Andrew entered the seminary at the beginning of his third year in college. I would love to say that this joyful decision has brought nothing but blessings, but that would not be true. There are many sacrifices, some more challenging than others. Aside from not having grandchildren, the biggest sacrifice my parents have faced is the idea of not being able to spend much time with him in the future. He will be living at his parish and tending to his flock.
Time has been the biggest struggle for me. Andrew and I have just begun our adult lives, a maturing process through which we have become closer and more open with each other. It is hard to sacrifice this deepening friendship, knowing that he will now have many other people to put first—his parishioners. Despite this challenge, though, I wouldn’t dare change anything because it makes the times we do share together much more precious and meaningful.

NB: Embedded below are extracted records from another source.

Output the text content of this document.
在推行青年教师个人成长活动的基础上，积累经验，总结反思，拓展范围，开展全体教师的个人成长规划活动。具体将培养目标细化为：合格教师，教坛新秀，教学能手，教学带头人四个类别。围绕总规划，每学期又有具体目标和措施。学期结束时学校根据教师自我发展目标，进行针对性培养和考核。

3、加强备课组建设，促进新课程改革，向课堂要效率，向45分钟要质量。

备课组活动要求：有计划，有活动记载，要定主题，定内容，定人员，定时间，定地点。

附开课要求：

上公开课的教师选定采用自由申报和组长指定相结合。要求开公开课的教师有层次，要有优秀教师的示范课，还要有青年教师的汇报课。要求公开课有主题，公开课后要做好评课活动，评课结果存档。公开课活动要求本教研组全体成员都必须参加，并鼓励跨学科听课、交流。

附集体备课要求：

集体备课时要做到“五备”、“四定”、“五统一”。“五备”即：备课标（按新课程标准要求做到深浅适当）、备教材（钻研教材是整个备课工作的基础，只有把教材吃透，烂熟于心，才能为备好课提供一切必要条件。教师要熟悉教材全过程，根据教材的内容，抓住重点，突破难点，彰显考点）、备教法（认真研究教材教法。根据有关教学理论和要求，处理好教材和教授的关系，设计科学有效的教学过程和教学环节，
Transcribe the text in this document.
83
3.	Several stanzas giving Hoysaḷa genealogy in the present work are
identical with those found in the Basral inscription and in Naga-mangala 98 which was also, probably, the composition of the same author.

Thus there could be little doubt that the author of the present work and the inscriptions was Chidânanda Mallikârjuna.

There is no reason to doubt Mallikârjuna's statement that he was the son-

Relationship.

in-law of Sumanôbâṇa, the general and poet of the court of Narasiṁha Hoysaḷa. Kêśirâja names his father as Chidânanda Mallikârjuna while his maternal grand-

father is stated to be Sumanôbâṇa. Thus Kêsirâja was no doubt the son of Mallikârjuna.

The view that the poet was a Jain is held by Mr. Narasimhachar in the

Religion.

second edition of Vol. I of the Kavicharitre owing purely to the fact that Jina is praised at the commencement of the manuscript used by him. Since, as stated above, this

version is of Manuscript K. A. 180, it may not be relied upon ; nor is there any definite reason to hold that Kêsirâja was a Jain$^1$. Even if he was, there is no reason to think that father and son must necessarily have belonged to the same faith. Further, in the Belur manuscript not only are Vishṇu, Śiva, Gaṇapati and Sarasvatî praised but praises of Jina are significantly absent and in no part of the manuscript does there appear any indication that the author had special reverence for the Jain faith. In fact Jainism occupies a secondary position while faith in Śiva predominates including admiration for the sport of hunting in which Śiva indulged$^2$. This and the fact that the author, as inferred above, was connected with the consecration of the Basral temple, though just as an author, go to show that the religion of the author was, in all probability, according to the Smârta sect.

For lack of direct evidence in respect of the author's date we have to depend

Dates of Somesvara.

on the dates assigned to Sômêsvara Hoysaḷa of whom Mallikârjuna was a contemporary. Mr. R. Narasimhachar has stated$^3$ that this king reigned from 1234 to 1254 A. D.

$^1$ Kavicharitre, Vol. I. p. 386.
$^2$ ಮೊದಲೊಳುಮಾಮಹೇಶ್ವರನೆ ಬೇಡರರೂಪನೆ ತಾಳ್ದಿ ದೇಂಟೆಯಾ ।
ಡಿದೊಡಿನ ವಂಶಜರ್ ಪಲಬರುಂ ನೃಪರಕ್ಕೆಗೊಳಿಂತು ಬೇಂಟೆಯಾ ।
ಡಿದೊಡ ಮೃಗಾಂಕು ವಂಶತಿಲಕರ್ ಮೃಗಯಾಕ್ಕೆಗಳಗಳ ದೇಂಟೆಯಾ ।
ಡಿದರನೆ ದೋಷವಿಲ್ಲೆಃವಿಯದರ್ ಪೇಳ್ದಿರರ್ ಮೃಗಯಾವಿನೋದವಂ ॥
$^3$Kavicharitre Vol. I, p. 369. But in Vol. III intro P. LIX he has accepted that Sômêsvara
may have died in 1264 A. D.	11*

As Andrew’s ordination nears, no one doubts that he is called to the priesthood “I am very proud of him, and I support him all the way,” Mom says. “I can see his love for the church and the people. I can feel his holiness and sincere desire to be a priest.”
My dad feels the same. He believes Andrew has been given the gifts he needs to be a good and effective priest. “I think it will be very rewarding to watch how God works through him as he goes through his years as a priest. I look forward to observing how people relate to him as a priest and pastor.”
Parents, as the first teachers of faith, play an important role for their children, especially as they consider the priesthood and religious life. Mom advises parents to “pray for and with their children that God’s will be done. Parents should encourage their child by their own spiritual life of prayer and love of the Lord.”
Andrew encourages all who are actively discerning a religious vocation to seek guidance–a parish priest, for example, or vocation director, or a religious brother or sister.
“Don’t be afraid,” Andrew continues. “Know that God can use you to do great things even if you think you are not worthy or that you won’t be able to do them.”
I can’t imagine a greater gift than a priest in the family. It has been a privilege to witness the Holy Spirit transforming Andrew, and it is a transformation! Andrew has become not only a great older brother who is encouraging and supportive of me, but also a role model (whether or not he wants to be) of surrendering to God’s call. I only hope I possess the same amount of strength to accept my calling as wholeheartedly.